With its unparalleled ability to safely generate high-contrast images of soft tissues, magnetic resonance imaging (MRI) has remained at the forefront of diagnostic clinical medicine. Unfortunately due to resolution limitations, clinical scans are most useful for detecting macroscopic structural changes associated with a small number of pathologies. Moreover, due to a longstanding inability to directly observe magnetic resonance (MR) signal behavior at the cellular level, such information is poorly characterized and generally must be inferred. With the advent of the MR microscope in 1986 came the ability to measure MR signal properties of theretofore unobservable tissue structures. Recently, further improvements in hardware technology have made possible the ability to visualize mammalian cellular structure. In the current study, we expand upon previous work by imaging the neuronal cell bodies and processes of human and porcine α-motor neurons. Complimentary imaging studies are conducted in pig tissue in order to demonstrate qualitative similarities to human samples. Also, apparent diffusion coefficient (ADC) maps were generated inside porcine α-motor neuron cell bodies and portions of their largest processes (mean=1.7 ± 0.5 μm²/ms based on 53 pixels) as well as in areas containing a mixture of extracellular space, microvasculature, and neuropil (0.59 ± 0.37 μm²/ms based on 33 pixels). Three-dimensional reconstruction of MR images containing α-motor neurons shows the spatial arrangement of neuronal projections between adjacent cells. Such advancements in imaging portend the ability to construct accurate models of MR signal behavior based on direct observation and measurement of the components which comprise functional tissues. These tools would not only be useful for improving our interpretation of macroscopic MRI performed in the clinic, but they could potentially be used to develop new methods of differential diagnosis to aid in the early detection of a multitude of neuropathologies.

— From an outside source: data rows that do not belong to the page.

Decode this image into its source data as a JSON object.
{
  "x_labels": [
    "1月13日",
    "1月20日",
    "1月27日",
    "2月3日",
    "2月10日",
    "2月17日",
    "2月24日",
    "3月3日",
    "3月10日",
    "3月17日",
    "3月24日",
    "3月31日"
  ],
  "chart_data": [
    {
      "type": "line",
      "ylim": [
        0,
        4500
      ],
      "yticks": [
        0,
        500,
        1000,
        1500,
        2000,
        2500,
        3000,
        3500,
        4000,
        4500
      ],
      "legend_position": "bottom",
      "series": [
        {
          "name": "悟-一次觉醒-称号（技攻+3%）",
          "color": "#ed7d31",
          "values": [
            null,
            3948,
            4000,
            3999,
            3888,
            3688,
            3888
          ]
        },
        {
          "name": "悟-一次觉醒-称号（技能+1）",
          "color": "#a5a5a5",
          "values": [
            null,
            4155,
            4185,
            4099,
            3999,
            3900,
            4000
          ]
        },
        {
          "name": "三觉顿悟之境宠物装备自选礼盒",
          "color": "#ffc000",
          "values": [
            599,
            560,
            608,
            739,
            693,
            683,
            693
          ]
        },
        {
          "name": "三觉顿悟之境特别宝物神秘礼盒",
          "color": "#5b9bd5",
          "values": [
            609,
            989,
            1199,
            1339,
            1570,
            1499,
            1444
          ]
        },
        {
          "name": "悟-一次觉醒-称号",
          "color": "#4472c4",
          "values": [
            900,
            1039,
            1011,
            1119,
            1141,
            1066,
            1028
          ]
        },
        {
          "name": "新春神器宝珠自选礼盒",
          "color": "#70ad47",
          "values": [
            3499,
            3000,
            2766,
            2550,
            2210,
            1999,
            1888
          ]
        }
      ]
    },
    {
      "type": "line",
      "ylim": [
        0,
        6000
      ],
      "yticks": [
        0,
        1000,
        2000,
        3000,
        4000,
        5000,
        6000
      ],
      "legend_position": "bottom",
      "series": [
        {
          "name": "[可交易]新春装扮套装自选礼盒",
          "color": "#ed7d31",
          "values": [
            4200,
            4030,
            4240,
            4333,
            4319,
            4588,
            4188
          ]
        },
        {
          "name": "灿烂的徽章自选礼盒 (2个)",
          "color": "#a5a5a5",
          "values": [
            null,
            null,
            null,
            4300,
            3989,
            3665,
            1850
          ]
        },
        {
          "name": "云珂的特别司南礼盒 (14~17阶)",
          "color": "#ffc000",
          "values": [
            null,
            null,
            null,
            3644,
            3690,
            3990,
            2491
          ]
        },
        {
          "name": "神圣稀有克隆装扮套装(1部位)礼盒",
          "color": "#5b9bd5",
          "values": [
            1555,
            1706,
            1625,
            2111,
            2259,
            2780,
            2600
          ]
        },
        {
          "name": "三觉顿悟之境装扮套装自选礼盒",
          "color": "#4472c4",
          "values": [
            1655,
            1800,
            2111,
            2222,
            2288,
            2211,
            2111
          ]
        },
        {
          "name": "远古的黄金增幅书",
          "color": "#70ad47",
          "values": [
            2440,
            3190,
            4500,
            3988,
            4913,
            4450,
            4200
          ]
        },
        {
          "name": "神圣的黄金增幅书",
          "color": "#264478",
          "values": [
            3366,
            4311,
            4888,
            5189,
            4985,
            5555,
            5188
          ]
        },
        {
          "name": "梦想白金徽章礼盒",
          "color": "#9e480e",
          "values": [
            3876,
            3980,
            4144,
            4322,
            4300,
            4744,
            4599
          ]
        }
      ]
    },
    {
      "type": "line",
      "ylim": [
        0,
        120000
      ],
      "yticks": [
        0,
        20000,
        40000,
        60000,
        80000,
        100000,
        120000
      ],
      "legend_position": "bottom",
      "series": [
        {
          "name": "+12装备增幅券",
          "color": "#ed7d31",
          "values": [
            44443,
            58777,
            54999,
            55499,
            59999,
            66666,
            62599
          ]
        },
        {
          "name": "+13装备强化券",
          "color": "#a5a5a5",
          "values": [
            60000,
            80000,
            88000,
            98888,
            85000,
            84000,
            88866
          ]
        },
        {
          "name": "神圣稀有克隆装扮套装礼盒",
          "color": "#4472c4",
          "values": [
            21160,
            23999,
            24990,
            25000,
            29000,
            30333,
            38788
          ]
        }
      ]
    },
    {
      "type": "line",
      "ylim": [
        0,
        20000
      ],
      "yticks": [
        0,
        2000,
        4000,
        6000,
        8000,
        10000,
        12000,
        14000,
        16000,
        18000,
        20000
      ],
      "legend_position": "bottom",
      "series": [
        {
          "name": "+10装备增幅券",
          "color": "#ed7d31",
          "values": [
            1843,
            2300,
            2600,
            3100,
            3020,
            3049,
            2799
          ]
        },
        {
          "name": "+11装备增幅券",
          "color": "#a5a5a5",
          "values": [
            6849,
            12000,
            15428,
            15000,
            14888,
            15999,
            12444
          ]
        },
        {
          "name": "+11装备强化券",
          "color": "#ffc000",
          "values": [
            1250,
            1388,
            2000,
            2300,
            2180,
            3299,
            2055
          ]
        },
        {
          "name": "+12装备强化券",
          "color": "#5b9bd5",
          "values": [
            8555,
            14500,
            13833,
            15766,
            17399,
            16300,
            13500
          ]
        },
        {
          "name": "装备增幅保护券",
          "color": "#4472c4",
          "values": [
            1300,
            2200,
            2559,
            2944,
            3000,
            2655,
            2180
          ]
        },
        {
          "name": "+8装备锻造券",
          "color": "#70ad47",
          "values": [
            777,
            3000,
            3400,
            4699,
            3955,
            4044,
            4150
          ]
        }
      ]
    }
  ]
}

磁共振成像(MRI)以其安全生成软组织高对比度图像的无与伦比的能力,一直处于诊断临床医学的前沿。不幸的是,由于分辨率的限制,临床扫描最适用于检测与少数几种病理学相关的宏观结构变化。此外,由于长期以来无法直接观察细胞水平的磁共振(MR)信号行为,因此对这种信息的了解很差,通常必须进行推断。1986 年,MR 显微镜的出现使我们能够测量以前无法观察到的组织结构的 MR 信号特性。最近,硬件技术的进一步改进使得可视化哺乳动物细胞结构成为可能。在当前的研究中,我们通过对人源和猪源α运动神经元的神经元细胞体和突起进行成像,扩展了之前的工作。在猪组织中进行了补充成像研究,以证明与人样本的定性相似性。此外,还在猪α运动神经元细胞体内部及其最大突起的一部分(基于 53 个像素的平均为 1.7 ± 0.5 μm²/ms)以及包含细胞外空间、微血管和神经胶质的区域(基于 33 个像素的平均为 0.59 ± 0.37 μm²/ms)生成了表观扩散系数(ADC)图。包含α运动神经元的 MR 图像的三维重建显示了相邻细胞之间神经元突起的空间排列。这些成像方面的进展预示着能够根据组成功能组织的组件的直接观察和测量来构建准确的 MR 信号行为模型。这些工具不仅有助于提高我们对临床进行的宏观 MRI 的解释,而且它们还有可能被用于开发新的鉴别诊断方法,以帮助早期发现多种神经病理学。